直進すれば5人が死ぬが、其の先にいる1人は助かる。
転進すれば1人が死ぬが、其の先にいる5人は助かる。
→二重結果論?二重義務論?Killing?LettingDie?

さらにさらなる問題
直進すれば5人が死ぬが
右進すれば1人が死ぬ
左進すれば自分が死ぬ
→二重結果論?二重義務論?Killing?LettingDie?

左進で自分が死ぬことを選択しないことが許容されるのが道徳(自己犠牲を要求しない)であるとするならば、右進も選択できない
結果、すべての選択肢で「1人を殺してはならない」。
状況に積極的に介入してはならない。となった。


いきなりこの結論を話すと「サイコパス」ととられるだろう。しかし思考実験ではここに到達する。
これはおそらく、格差の解消、政治の問題にも影響があるだろう。

脳が殺人をさせたのか?

被告が恐ろしい犯罪を犯したのは、自らの自由な意思によるものか。
それとも被告の脳と過去の経験がその行為を行わしめたのであって被告に選択の余地はなかったのか。

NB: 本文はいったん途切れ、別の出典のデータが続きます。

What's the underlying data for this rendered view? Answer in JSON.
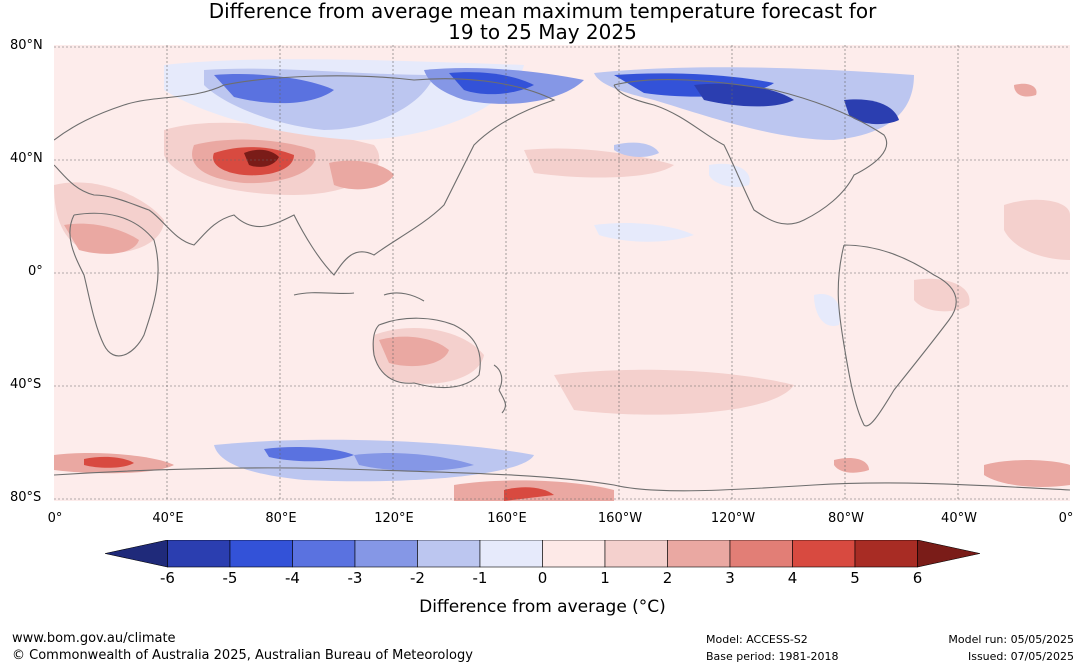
{
  "title": {
    "line1": "Difference from average mean maximum temperature forecast for",
    "line2": "19 to 25 May 2025"
  },
  "map": {
    "lat_labels": [
      "80°N",
      "40°N",
      "0°",
      "40°S",
      "80°S"
    ],
    "lon_labels": [
      "0°",
      "40°E",
      "80°E",
      "120°E",
      "160°E",
      "160°W",
      "120°W",
      "80°W",
      "40°W",
      "0°"
    ]
  },
  "colorbar": {
    "ticks": [
      "-6",
      "-5",
      "-4",
      "-3",
      "-2",
      "-1",
      "0",
      "1",
      "2",
      "3",
      "4",
      "5",
      "6"
    ],
    "colors": [
      "#1f2a7a",
      "#2b3eb0",
      "#3352d8",
      "#5a72e0",
      "#8597e6",
      "#bcc6f0",
      "#e6eafb",
      "#fde9e7",
      "#f4d0cd",
      "#eaa8a2",
      "#e27e76",
      "#d84a40",
      "#a82c24",
      "#7a1c18"
    ],
    "label": "Difference from average (°C)"
  },
  "footer": {
    "website": "www.bom.gov.au/climate",
    "copyright": "© Commonwealth of Australia 2025, Australian Bureau of Meteorology",
    "model": "Model: ACCESS-S2",
    "base_period": "Base period: 1981-2018",
    "model_run": "Model run: 05/05/2025",
    "issued": "Issued: 07/05/2025"
  }
}
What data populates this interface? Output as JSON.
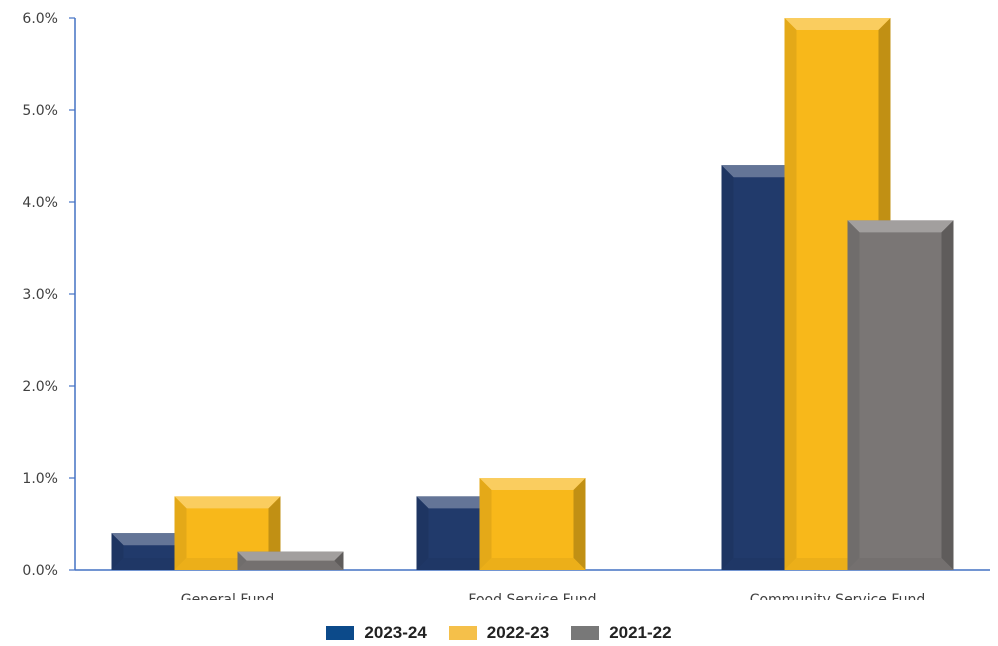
{
  "chart_data": {
    "type": "bar",
    "title": "",
    "xlabel": "",
    "ylabel": "",
    "categories": [
      "General Fund",
      "Food Service Fund",
      "Community Service Fund"
    ],
    "series": [
      {
        "name": "2023-24",
        "values": [
          0.4,
          0.8,
          4.4
        ],
        "color": "#213a6b",
        "legend_color": "#0c4a8a"
      },
      {
        "name": "2022-23",
        "values": [
          0.8,
          1.0,
          6.0
        ],
        "color": "#f8b81a",
        "legend_color": "#f5c04a"
      },
      {
        "name": "2021-22",
        "values": [
          0.2,
          0.0,
          3.8
        ],
        "color": "#7a7675",
        "legend_color": "#787878"
      }
    ],
    "ylim": [
      0,
      6
    ],
    "yticks": [
      0,
      1,
      2,
      3,
      4,
      5,
      6
    ],
    "ytick_labels": [
      "0.0%",
      "1.0%",
      "2.0%",
      "3.0%",
      "4.0%",
      "5.0%",
      "6.0%"
    ],
    "grid": false,
    "legend_position": "bottom",
    "style": "3d-bevel-bars"
  }
}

監獄に収容するのは、犯罪者が自由意思をもって反省矯正できると信じられているからだが、犯罪行為を脳の物質的状態によって説明できるようになったとすれば、犯罪の原因である脳になんらかの変更を加えない限り、犯罪がなくなることは、ない。

カントのウソ論文

人殺しに追いかけられている友人を匿った。人殺しがきて、其の友人がこの家に来ていないかと訪ねた。どう答えるべきか。
「いない」とウソをつくのが多いのではないか。ここで、カントは嘘をついてはいけないとして、論文を出しており、この論文はカント支持者も割れる議論になったそうである。

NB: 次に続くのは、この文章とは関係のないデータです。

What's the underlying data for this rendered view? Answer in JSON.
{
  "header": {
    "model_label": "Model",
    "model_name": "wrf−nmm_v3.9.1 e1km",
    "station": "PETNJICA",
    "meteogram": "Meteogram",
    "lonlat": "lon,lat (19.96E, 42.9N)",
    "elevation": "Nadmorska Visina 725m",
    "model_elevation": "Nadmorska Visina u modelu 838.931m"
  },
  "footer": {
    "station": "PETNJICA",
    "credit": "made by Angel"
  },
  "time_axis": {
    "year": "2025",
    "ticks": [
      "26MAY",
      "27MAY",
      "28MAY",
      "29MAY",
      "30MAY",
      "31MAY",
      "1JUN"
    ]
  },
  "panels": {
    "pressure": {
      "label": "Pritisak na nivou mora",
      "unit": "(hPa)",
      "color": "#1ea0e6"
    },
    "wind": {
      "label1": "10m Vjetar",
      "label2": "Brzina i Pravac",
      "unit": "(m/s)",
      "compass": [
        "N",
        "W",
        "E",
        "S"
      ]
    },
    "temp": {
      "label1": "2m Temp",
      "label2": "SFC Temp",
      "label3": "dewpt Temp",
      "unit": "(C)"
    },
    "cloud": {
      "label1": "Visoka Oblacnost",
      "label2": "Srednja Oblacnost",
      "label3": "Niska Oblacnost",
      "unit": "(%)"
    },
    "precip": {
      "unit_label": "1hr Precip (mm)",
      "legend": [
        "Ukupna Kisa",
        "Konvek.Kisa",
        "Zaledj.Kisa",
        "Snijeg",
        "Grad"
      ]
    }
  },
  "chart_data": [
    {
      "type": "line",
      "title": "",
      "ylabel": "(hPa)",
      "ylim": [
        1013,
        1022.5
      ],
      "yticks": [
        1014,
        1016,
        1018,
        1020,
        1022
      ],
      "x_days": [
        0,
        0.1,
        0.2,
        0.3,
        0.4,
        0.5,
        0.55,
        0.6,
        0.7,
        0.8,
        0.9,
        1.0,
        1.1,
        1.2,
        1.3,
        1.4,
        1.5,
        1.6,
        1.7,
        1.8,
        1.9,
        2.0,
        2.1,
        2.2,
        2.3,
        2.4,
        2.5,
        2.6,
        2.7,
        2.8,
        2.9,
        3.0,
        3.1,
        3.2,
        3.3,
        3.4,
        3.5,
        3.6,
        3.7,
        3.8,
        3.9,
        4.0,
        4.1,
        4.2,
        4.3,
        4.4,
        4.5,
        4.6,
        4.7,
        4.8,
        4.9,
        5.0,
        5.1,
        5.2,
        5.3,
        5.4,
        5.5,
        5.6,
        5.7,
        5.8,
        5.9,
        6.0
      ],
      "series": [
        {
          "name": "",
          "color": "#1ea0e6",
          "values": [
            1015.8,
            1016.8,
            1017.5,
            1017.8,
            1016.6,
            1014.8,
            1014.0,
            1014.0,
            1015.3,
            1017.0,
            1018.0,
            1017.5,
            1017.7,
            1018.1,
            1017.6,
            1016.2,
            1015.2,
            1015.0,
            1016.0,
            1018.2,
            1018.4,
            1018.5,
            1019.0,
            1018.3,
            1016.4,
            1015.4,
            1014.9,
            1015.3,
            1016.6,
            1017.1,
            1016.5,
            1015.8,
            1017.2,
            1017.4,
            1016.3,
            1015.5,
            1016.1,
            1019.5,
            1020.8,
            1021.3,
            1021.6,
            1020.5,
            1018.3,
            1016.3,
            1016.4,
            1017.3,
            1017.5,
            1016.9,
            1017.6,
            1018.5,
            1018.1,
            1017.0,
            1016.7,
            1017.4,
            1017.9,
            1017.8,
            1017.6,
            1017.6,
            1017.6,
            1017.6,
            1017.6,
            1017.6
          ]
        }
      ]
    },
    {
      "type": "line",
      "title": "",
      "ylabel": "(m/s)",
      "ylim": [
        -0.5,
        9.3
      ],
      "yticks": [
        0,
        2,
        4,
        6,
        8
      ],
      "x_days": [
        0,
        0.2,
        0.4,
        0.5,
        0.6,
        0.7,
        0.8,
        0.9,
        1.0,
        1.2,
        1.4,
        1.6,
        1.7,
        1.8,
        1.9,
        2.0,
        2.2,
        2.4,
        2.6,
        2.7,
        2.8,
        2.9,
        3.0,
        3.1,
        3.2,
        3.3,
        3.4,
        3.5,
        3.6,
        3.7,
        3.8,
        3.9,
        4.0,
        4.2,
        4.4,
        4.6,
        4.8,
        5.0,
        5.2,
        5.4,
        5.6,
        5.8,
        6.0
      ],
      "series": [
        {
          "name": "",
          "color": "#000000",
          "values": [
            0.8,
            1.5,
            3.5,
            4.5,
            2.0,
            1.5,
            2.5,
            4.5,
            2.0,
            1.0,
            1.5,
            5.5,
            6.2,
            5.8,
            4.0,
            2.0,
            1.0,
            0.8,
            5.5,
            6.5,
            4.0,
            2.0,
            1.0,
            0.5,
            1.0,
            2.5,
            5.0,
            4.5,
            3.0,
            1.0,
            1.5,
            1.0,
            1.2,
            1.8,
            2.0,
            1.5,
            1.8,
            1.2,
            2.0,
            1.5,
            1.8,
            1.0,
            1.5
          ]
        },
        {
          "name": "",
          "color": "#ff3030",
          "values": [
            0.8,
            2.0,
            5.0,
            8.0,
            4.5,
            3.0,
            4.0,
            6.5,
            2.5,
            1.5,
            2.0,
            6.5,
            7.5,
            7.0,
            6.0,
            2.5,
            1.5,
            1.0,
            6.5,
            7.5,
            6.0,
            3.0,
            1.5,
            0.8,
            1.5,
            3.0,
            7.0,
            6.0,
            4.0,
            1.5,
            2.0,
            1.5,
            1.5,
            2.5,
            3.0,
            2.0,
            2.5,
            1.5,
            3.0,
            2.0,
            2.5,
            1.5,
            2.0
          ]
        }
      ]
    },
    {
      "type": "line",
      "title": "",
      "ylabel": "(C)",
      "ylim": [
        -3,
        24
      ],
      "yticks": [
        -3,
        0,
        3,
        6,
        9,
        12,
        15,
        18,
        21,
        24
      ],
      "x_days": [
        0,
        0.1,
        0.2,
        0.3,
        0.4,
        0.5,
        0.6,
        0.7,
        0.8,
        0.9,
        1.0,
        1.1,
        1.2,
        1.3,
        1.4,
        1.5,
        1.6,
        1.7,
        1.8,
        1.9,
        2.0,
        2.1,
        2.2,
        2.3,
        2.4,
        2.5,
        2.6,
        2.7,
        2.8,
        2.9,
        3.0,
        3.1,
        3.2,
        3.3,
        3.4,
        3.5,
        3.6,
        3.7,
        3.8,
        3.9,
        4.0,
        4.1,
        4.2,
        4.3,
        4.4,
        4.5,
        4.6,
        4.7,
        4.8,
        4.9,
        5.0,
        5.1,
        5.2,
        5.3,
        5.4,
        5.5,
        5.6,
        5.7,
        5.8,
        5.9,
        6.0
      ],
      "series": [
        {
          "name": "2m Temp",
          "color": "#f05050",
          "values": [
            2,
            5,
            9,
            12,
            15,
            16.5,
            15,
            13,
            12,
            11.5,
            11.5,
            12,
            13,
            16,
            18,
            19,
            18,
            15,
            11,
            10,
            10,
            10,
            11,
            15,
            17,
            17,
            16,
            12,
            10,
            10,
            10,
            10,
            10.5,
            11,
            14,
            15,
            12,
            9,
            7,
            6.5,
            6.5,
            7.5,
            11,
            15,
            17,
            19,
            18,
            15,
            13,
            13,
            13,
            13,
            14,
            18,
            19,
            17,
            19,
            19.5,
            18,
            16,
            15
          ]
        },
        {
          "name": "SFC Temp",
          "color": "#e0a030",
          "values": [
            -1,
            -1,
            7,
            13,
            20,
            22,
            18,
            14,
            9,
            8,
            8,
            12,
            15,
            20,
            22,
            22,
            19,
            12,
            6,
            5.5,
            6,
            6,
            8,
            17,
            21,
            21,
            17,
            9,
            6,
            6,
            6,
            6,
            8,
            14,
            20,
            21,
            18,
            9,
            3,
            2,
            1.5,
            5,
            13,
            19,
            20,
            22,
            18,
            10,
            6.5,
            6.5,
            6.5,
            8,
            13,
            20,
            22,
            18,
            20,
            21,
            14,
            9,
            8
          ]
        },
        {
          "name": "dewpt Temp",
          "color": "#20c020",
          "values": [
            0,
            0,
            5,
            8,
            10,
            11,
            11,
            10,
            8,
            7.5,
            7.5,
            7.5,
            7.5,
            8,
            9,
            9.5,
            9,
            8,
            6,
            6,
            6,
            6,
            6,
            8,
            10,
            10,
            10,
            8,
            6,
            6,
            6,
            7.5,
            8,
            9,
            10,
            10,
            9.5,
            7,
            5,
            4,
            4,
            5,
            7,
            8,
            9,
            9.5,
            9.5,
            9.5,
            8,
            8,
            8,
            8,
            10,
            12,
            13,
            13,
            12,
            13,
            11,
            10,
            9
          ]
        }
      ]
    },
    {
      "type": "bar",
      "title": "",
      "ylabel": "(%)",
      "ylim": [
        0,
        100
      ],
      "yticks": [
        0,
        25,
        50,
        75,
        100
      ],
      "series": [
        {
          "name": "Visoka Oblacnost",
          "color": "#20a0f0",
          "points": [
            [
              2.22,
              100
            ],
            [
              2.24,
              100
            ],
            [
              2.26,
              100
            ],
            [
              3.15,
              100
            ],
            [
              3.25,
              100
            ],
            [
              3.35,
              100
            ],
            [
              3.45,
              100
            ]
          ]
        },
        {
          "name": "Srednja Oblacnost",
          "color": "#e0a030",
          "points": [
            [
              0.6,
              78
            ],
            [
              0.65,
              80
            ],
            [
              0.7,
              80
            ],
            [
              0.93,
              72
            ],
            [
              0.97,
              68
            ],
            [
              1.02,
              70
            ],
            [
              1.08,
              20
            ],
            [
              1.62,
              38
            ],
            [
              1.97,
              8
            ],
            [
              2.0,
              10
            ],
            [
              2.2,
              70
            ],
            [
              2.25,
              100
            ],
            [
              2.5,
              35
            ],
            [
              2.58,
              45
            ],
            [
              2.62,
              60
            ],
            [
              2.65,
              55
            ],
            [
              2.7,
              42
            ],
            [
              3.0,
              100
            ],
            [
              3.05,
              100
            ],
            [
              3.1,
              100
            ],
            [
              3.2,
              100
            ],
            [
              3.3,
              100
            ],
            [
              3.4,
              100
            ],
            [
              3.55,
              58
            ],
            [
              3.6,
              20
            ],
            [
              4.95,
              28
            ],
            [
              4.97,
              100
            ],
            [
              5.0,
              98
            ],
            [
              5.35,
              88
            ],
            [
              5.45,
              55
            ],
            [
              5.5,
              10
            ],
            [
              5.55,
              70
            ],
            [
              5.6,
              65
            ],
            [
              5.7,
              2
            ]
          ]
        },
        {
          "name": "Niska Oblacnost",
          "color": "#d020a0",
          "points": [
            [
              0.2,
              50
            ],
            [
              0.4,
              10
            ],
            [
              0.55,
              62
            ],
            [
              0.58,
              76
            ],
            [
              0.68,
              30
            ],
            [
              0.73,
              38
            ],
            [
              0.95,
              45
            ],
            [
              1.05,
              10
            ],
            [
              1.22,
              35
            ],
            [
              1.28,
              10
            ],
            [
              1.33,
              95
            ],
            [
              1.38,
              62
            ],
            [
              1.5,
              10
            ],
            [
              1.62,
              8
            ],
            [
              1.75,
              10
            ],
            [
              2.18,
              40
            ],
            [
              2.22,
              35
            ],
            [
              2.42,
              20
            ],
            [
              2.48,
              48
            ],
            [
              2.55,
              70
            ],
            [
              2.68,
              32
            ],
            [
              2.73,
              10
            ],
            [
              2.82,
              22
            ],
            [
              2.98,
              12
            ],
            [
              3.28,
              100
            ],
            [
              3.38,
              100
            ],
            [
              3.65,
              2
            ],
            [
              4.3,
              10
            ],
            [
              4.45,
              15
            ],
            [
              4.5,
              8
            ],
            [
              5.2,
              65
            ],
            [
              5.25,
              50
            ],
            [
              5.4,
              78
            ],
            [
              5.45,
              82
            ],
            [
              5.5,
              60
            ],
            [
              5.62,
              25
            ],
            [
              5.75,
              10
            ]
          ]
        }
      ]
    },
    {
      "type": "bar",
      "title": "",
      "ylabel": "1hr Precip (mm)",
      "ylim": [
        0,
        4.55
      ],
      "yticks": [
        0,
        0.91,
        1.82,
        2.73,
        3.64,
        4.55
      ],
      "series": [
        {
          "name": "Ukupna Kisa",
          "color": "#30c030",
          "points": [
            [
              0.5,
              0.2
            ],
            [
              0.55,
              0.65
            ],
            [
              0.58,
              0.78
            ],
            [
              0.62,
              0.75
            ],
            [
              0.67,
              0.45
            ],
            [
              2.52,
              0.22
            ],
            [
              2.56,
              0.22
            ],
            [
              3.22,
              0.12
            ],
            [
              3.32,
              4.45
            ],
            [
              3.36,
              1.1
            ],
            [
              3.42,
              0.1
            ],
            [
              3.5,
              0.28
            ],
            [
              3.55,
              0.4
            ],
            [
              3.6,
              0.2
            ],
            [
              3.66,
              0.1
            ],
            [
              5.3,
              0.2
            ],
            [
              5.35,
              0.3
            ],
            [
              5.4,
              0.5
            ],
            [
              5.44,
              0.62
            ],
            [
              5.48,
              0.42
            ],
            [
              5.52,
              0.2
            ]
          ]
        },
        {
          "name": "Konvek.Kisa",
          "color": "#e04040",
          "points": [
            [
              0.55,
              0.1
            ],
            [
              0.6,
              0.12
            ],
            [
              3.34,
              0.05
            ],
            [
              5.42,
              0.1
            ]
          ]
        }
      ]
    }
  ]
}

カントは ウソをつくなという義務は無条件的であって例外がゆるされない「定言命法」であり、ときと場所で変化する「仮言命法」ではないとして、ウソをつくべきではないとした。
趣旨としては「嘘をつけば、友人を救うことができる」という前提はそもそも正しいのか?である。’そもそも子供の使いのように、引き下がるのか?ウソつけ!と家探しするのではないか?其の場合、助かるのか?結果を考慮してウソをつくのがいいのかどうなのかは、決められない。

結果は「偶然」が決定する、とカントは述べた。

だからこそ、
ウソをつくなという義務の絶対性=「ウソに対するホントの先行性」
ウソをつくとき、相手にホントと受け取られる必要がある。いつもホントが前提とされているからこそ、時々ウソをつくことが有効になる。最初からウソだとみなされているとウソをついたところで誰も聞き入れない。ホントが先行する必要がある。

というのは、キリスト教文化圏で「思う」=「神に知られたのだから、ウソをついても仕方がない」=「ありのままをアウトプット」という文化が根付いているのと根源は同じかと思う。
ただし、ここ最近は「ホントの先行性」を揺るがすフェイクニュースがはびこるポスト真実の時代とも言える。